Captain Hugo Kent-Thomas was a vast bull of a man; the eyes, small and rather glittering, seemed sunken and lost in an expanse of red-leathery skin above the rolls of pink, bristly flesh which overlapped the stiffly starched high neckband of his white uniform. Legs apart, hands clasped behind his back, he stood and took up most of the available room in the fore-part of the navigating bridge, a solid chunk of opaqueness round which navigator and officer-of-the-watch had to peer as best they could. Owing to the weather, Kent-Thomas had been up there nearly all the time since leaving Portsmouth, and when he hadn’t been there he’d been snatching an hour or two of sleep. He’d taken such meals as he’d needed on the bridge. The result had been that he’d had no time to yam with Shaw except very briefly just after the agent had embarked, and once even more briefly when they’d met on deck at sea. He was making up for this lack of hospitality by giving Shaw the freedom of his bridge now.
His voice rumbled out. “Well — there you are, Shaw.” A heavy arm made a sweeping gesture towards Gibraltar. “Safe delivery of the all-important Admiralty Inspector — and won’t they be pleased to see you! Gib’s all yours now.” He sighed, memory of his soaking hours on that bridge still too fresh. “Wish I had your job, Shaw.”
Shaw didn’t comment.
“Damn-all to do and all day to do it in — what?”
Shaw answered that with a laugh. “Don’t underestimate the Admiralty civilian, sir. I’ll probably find I’ve got to do a fuller day’s work than ever I did when I was in the Service.” (That ‘when I was in the Service’ came off his tongue quite easily, Shaw was glad to note.)
Kent-Thomas grunted. Shaw had gathered already that he had a prejudice against pretty well all civilians. Kent-Thomas asked, “Where did you get to in the Service, Shaw? Odd we never ran across each other, y’know.”

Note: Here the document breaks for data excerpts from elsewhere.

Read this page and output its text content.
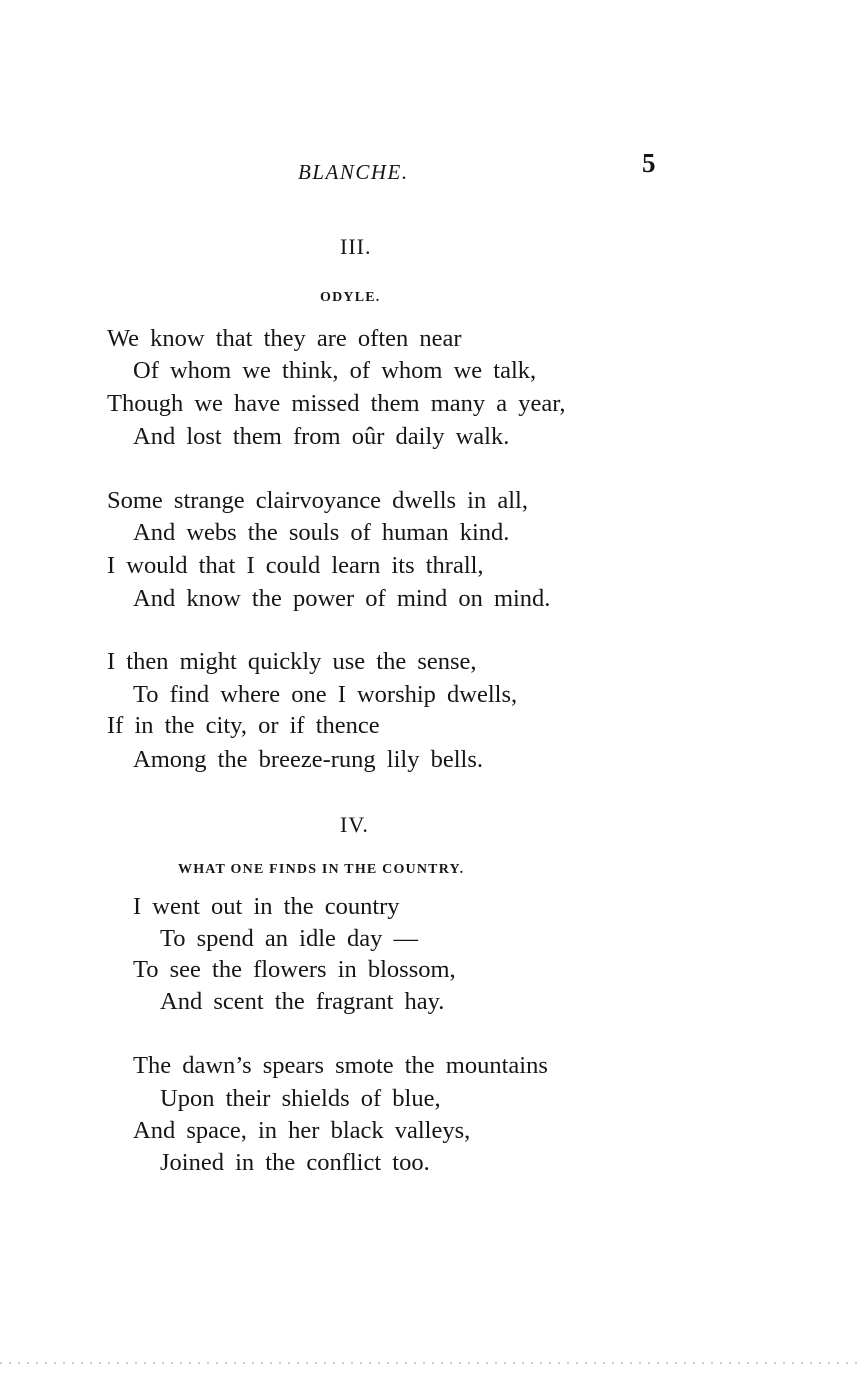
BLANCHE.	5
III.
ODYLE.
We know that they are often near
Of whom we think, of whom we talk,
Though we have missed them many a year,
And lost them from oûr daily walk.
Some strange clairvoyance dwells in all,
And webs the souls of human kind.
I would that I could learn its thrall,
And know the power of mind on mind.
I then might quickly use the sense,
To find where one I worship dwells,
If in the city, or if thence
Among the breeze-rung lily bells.
IV.
WHAT ONE FINDS IN THE COUNTRY.
I went out in the country
To spend an idle day —
To see the flowers in blossom,
And scent the fragrant hay.
The dawn’s spears smote the mountains
Upon their shields of blue,
And space, in her black valleys,
Joined in the conflict too.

Shaw said, “I… spent a good deal of time in the Admiralty.”
“Oh — really?” The Captain looked round, raised his eyebrows disdainfully. “What department?”
“Just messing around,” said Shaw vaguely. He was watching the Spanish coast.

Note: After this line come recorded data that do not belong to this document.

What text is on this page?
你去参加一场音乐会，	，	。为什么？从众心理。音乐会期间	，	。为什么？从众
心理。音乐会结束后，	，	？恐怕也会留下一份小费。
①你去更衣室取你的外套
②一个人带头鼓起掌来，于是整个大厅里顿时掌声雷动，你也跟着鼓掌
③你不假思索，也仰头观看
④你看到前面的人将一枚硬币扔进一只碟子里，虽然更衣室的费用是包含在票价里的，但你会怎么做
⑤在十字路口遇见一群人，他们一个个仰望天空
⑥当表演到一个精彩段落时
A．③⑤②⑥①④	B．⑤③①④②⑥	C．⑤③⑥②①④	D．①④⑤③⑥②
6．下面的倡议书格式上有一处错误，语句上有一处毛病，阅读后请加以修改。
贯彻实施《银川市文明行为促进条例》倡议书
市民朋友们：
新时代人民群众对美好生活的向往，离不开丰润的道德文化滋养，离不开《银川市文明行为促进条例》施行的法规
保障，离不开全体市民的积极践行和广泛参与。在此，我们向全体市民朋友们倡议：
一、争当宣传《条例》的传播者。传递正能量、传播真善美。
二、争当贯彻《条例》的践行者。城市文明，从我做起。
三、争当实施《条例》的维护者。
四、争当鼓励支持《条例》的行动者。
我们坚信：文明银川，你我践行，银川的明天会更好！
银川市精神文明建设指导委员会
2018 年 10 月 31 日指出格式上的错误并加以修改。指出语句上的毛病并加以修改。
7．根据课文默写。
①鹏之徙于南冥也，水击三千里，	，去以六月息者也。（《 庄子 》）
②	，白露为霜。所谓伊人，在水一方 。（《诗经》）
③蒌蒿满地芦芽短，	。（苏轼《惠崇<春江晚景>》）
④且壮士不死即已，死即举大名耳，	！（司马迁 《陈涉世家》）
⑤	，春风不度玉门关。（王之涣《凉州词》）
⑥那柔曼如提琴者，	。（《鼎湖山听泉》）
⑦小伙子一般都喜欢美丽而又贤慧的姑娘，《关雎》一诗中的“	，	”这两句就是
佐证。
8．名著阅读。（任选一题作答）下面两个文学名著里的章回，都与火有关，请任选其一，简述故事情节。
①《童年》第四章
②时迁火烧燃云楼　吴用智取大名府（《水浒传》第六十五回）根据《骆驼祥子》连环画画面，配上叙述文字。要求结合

“H’m. About all they do in the Admiralty, isn’t it — mess around?”
“That’s right, sir.” Shaw knew well enough that such was the general opinion in the Fleet; but he thought of Mr Latymer, and Carberry, and the others in the outfit, those who had died and those who still lived a little longer… then, shortly before they began making in for the entrance to the inner harbour, Kent-Thomas said suddenly, “Sorry not to have seen more of you, Shaw. Pity you’ve become a damn’ civilian.” He hesitated. “We’ll be in Gib for a while… come aboard again for a meal and a yarn sometime if you feel like it.”
“Thank you, sir. I’d like to do that if I’m here for long.”
“You don’t know how long the job’ll take?”
“No.”
“Where d’you go when it’s done?”
“Back to London, to mess around again, sir.” Surreptitiously Shaw crossed his fingers, wondering if he’d see London again, see Debonnair. He always wondered that, though he knew nothing was ever as bad as imagination made it. The pain started up again, cruelly.
Half an hour later Shaw left the cruiser at the Detached Mole in the Captain’s motor-boat, headed in for the Tower Steps. In the increasingly hot sunshine, Shaw disembarked, looked up at the flag of the Rear-Admiral drooping limply above the Tower. The Rock of Gibraltar stood before him, three miles long, barely a mile across at its widest point, but high, seemingly sheer, overwhelming the buildings of the little town clustered at its foot and on the lower slopes. The Rock, continuously garrisoned by British regiments since 1704, symbol of England’s former might, one of the ancient keys to that Pax Britannica which once had kept the world in tune — the whole huge edifice speckled white and brown and dusty green in the burning heat. North and west lay the blue hills of Spain, mysterious Andalusia, land of sun and grape, passion and hot blood, of mountains, and almost inaccessible mountain-towns isolated in those high, barren hills.